Currently a Canadian going to the U.S. through a preclearance area (on Canadian Soil) can simply turn around and walk out if they choose to do so. Under the proposed bill they would not be able to walk out and instead would be forced to answer questions. If a person tried to leave they could be charged with failing to co-operate which under the bill is an offense they can be arrested for and potentially charged.  Given the additional authority granted to Preclearance officers the issue of “unreasonable delay” would also come into play. For example what is reasonable and what is unreasonable delay.
Under existing law a strip search can only be conducted by a Canadian officers, though a US officer can be present. C-23 states if a Canadian officer is unavailable or unwilling, the U.S officer can conduct the search. Concerns exist surrounding the definition and application of “unavailable” or “unwilling”. C-23 would also allow U.S officers to carry side-arms while on duty in Canada if working in an environment where CBSA officers are normally armed. 
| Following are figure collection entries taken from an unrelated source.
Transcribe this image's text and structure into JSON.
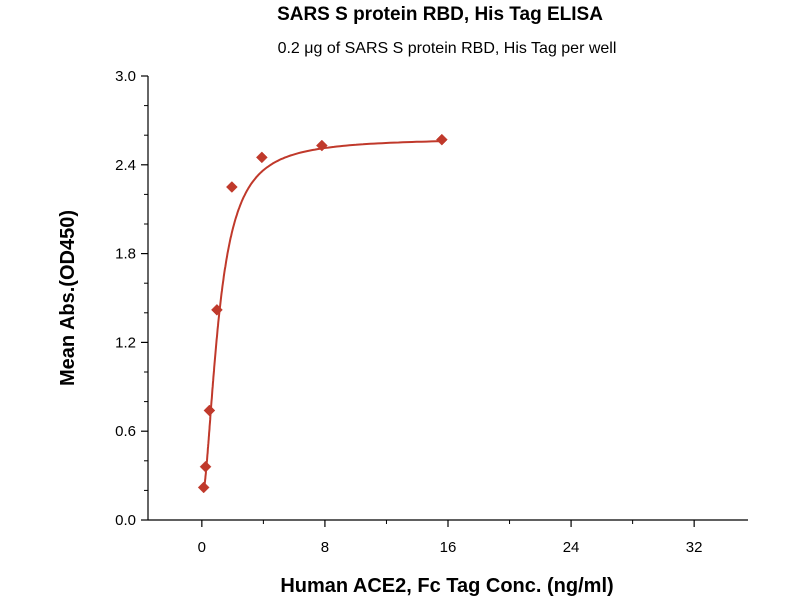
{
  "chart_data": {
    "type": "scatter",
    "title": "SARS S protein RBD, His Tag ELISA",
    "subtitle": "0.2 μg of SARS S protein RBD, His Tag per well",
    "xlabel": "Human ACE2, Fc Tag Conc. (ng/ml)",
    "ylabel": "Mean Abs.(OD450)",
    "xlim": [
      -3.5,
      35.5
    ],
    "ylim": [
      0,
      3.0
    ],
    "x_ticks": [
      "0",
      "8",
      "16",
      "24",
      "32"
    ],
    "x_tick_values": [
      0,
      8,
      16,
      24,
      32
    ],
    "y_ticks": [
      "0.0",
      "0.6",
      "1.2",
      "1.8",
      "2.4",
      "3.0"
    ],
    "y_tick_values": [
      0,
      0.6,
      1.2,
      1.8,
      2.4,
      3.0
    ],
    "grid": false,
    "color": "#c0392b",
    "series": [
      {
        "points": [
          {
            "x": 0.12,
            "y": 0.22
          },
          {
            "x": 0.24,
            "y": 0.36
          },
          {
            "x": 0.49,
            "y": 0.74
          },
          {
            "x": 0.98,
            "y": 1.42
          },
          {
            "x": 1.95,
            "y": 2.25
          },
          {
            "x": 3.9,
            "y": 2.45
          },
          {
            "x": 7.8,
            "y": 2.53
          },
          {
            "x": 15.6,
            "y": 2.57
          }
        ],
        "fit": "4-parameter logistic"
      }
    ]
  }
}
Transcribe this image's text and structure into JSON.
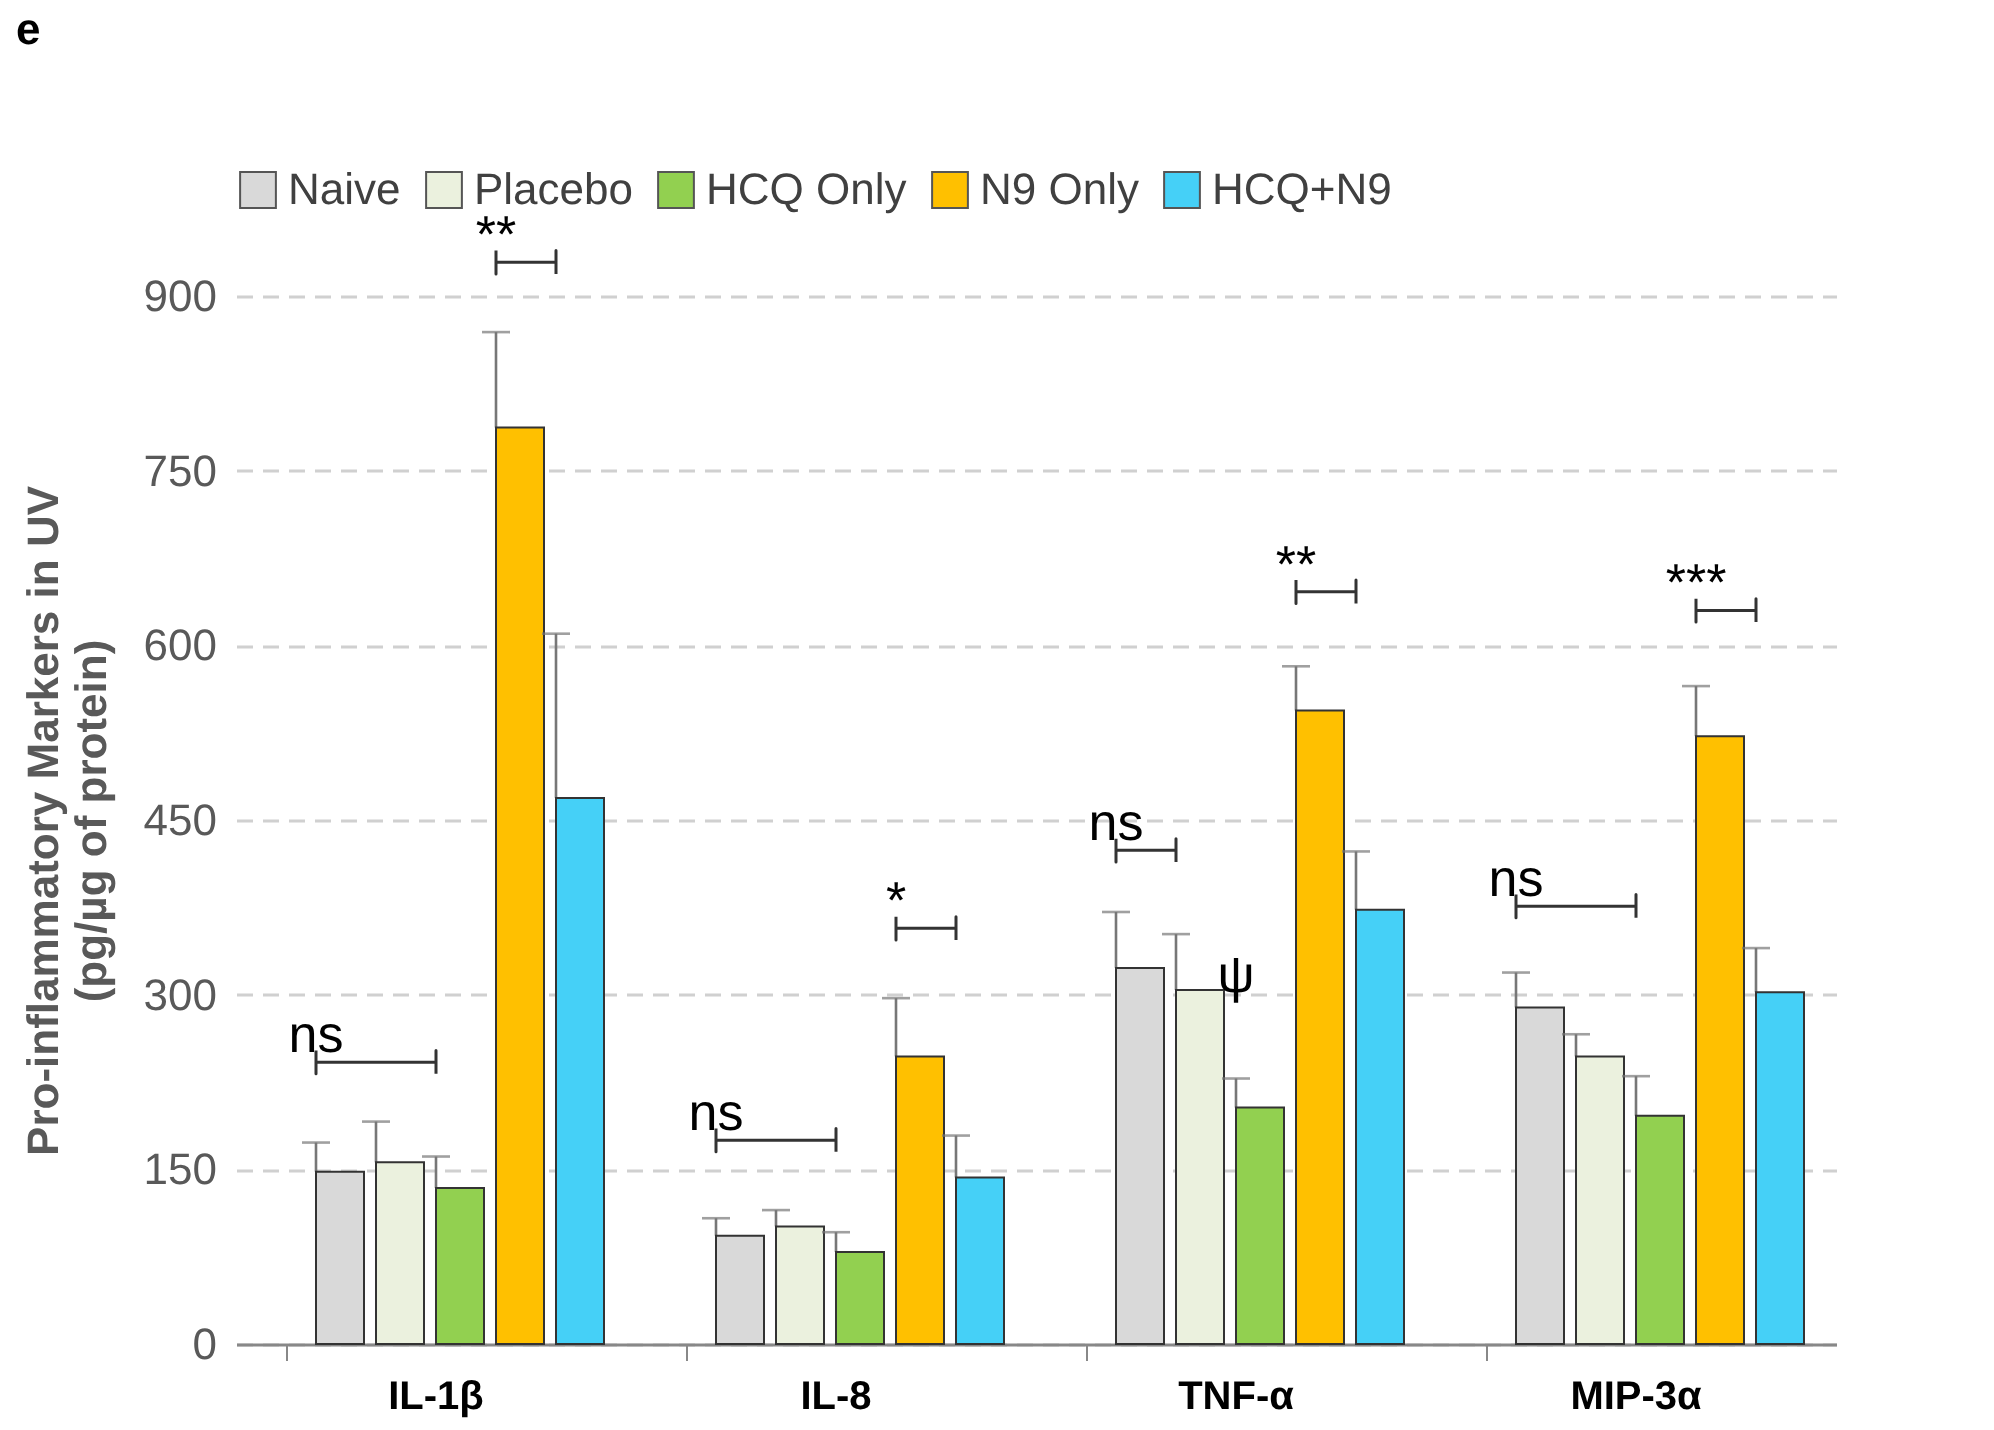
{
  "chart_data": {
    "type": "bar",
    "ylabel": "Pro-inflammatory Markers in UV\n(pg/µg of protein)",
    "categories": [
      "IL-1β",
      "IL-8",
      "TNF-α",
      "MIP-3α"
    ],
    "series": [
      {
        "name": "Naive",
        "color": "#d9d9d9",
        "values": [
          148,
          93,
          323,
          289
        ],
        "errors": [
          25,
          15,
          48,
          30
        ]
      },
      {
        "name": "Placebo",
        "color": "#ebf1de",
        "values": [
          156,
          101,
          304,
          247
        ],
        "errors": [
          35,
          14,
          48,
          19
        ]
      },
      {
        "name": "HCQ Only",
        "color": "#92d050",
        "values": [
          134,
          79,
          203,
          196
        ],
        "errors": [
          27,
          17,
          25,
          34
        ]
      },
      {
        "name": "N9 Only",
        "color": "#ffc000",
        "values": [
          787,
          247,
          544,
          522
        ],
        "errors": [
          82,
          50,
          38,
          43
        ]
      },
      {
        "name": "HCQ+N9",
        "color": "#45d0f7",
        "values": [
          469,
          143,
          373,
          302
        ],
        "errors": [
          141,
          36,
          50,
          38
        ]
      }
    ],
    "ylim": [
      0,
      900
    ],
    "yticks": [
      0,
      150,
      300,
      450,
      600,
      750,
      900
    ],
    "grid": "y",
    "legend": "top",
    "annotations": [
      "e",
      "ns",
      "**",
      "ns",
      "*",
      "ns",
      "**",
      "ψ",
      "ns",
      "***"
    ]
  }
}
With regards to Permanent Residency additional concerns arise. Under existing law, if a CBSA officer feels that a permanent resident has violated the terms of their residency (not really living in Canada for example) the officer can report them to Citizenship and Immigration but must allow the person to enter Canada. Permanent resident like Canadian Citizens enjoy an absolute right of entry. C-23 changes that as a CBSA agent posted at a U.S. airport has the right to prevent the resident from boarding a flight to Canada. The resident would have the option to enter from a land border where their right to enter Canada would still apply.
Is this Good or Bad for Canada
Prior to the election of President Trump the media for the most part described this a positive development with easier access to the US for Canadians. Post Trump the reaction has been different given concerns related to developments including the immigration executive order and potential impact on certain religious or ethnic groups.
At the end of the day preclearance is a reality and some would argue having on Canadian soil where we have the protections of the Charter of Rights and Freedoms, as an example, is preferred over U.S. laws while in the U.S.